Hours from now, the government will release the country's latest unemployment numbers. And so the argument Obama made here will mix with that as the race enters its next phase: an intense, two-month push to Election Day.
— Sally Buzbee
That's how many times Mitt Romney was mentioned by name by President Barack Obama in his lengthy speech Thursday night accepting the Democratic nomination to run for re-election.
Oh, there was no mistaking who Obama was talking about when he spoke about those who want to cut taxes for the wealthy and roll back federal regulations. Nor was there any doubt about the identity of "my opponent," who, Obama said, would let oil companies write the nation's energy plan and endanger the environment.
The president gave some clues, talking about "our friends at the Republican convention."
The one time Obama mentioned his opponent by name, according to the text distributed by the convention, was this: "But when Governor Romney and his allies in Congress tell us we can somehow lower our deficit by spending trillions more on new tax breaks for the wealthy — well, you do the math."
— Terence Hunt — Twitter http://twitter.com/terence942
AFTER THE SPEECH
Obama's speech is over, and the arena is alive with American flags, Bruce Springsteen music and signs as he waves to the crowd. The end of this convention marks the beginning of the end of the campaign for the incumbent president — the moment when the race becomes a sprint. First lady Michelle Obama and their daughters are with him on the stage as Springsteen sings, "We take care of our own" and Vice President Joe Biden and his wife, Jill, join them amid a deluge of confetti — which replaced the balloons planned when the speech was going to be outdoors.
NOW EXPERIENCE MATTERS
In his speech, President Barack Obama is telling the audience that "in a world of new threats and new challenges," they should choose "leadership that has been tested and proven."

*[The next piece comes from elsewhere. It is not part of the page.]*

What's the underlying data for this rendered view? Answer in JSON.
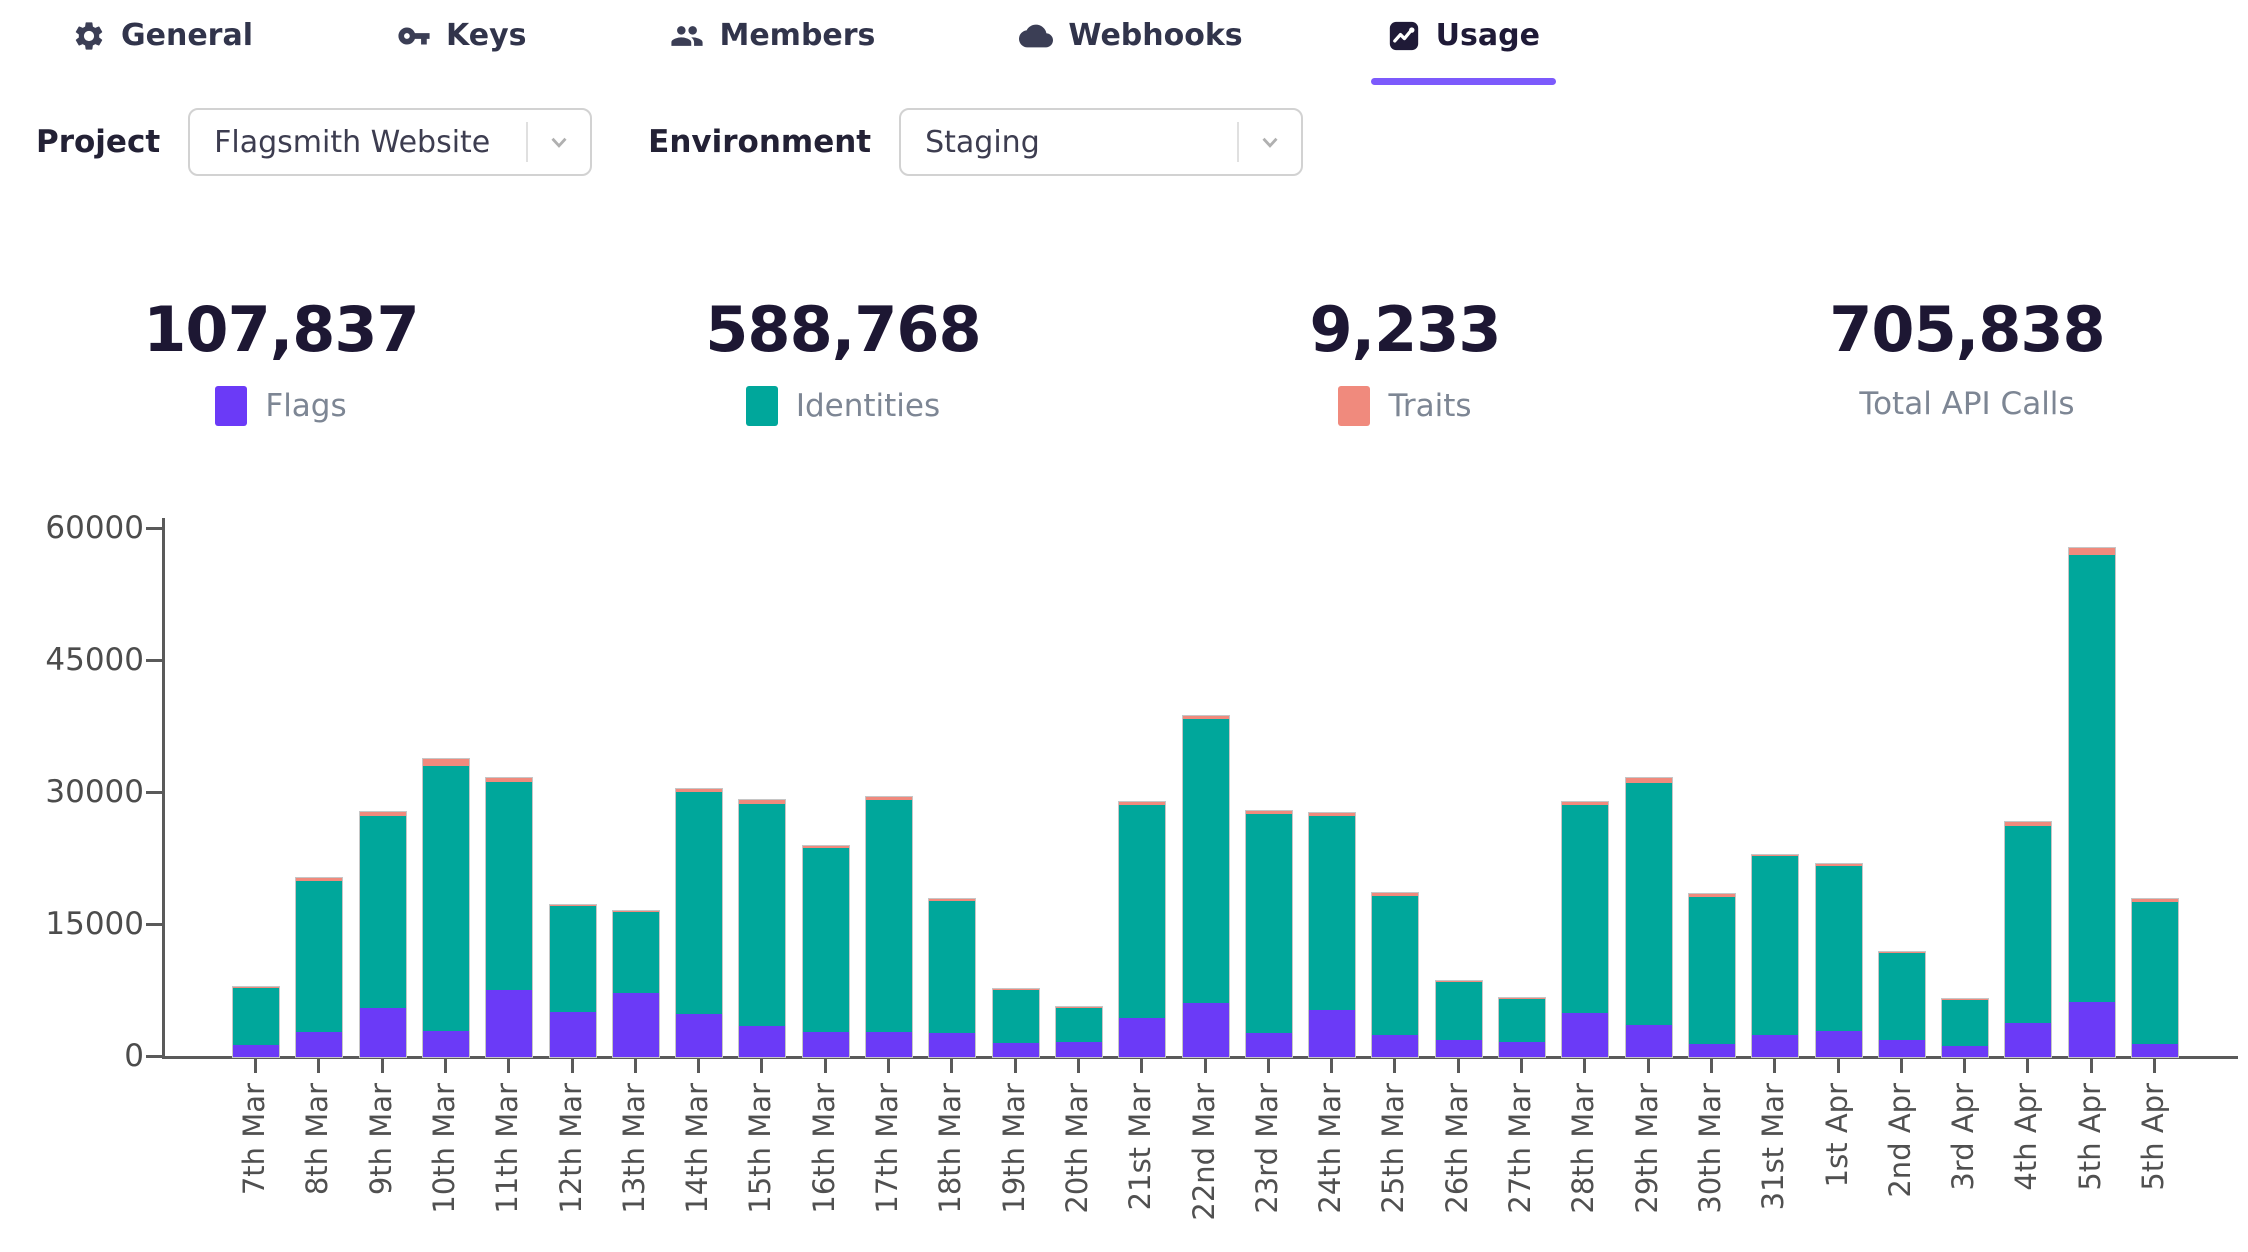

He didn't feel that way four years ago.
His campaign in 2008 was built on the ideas of hope and change. And during that time, he hit back against the idea that national security experience was critical for a new president. At the same time, opponent John McCain's camp was criticizing him for having very little experience governing.
Nor was the issue a small one four years ago. Polls indicated back then that many voters perceived Obama's biggest weakness then as his lack of foreign policy and national security experience, especially at a time when America was embroiled in wars.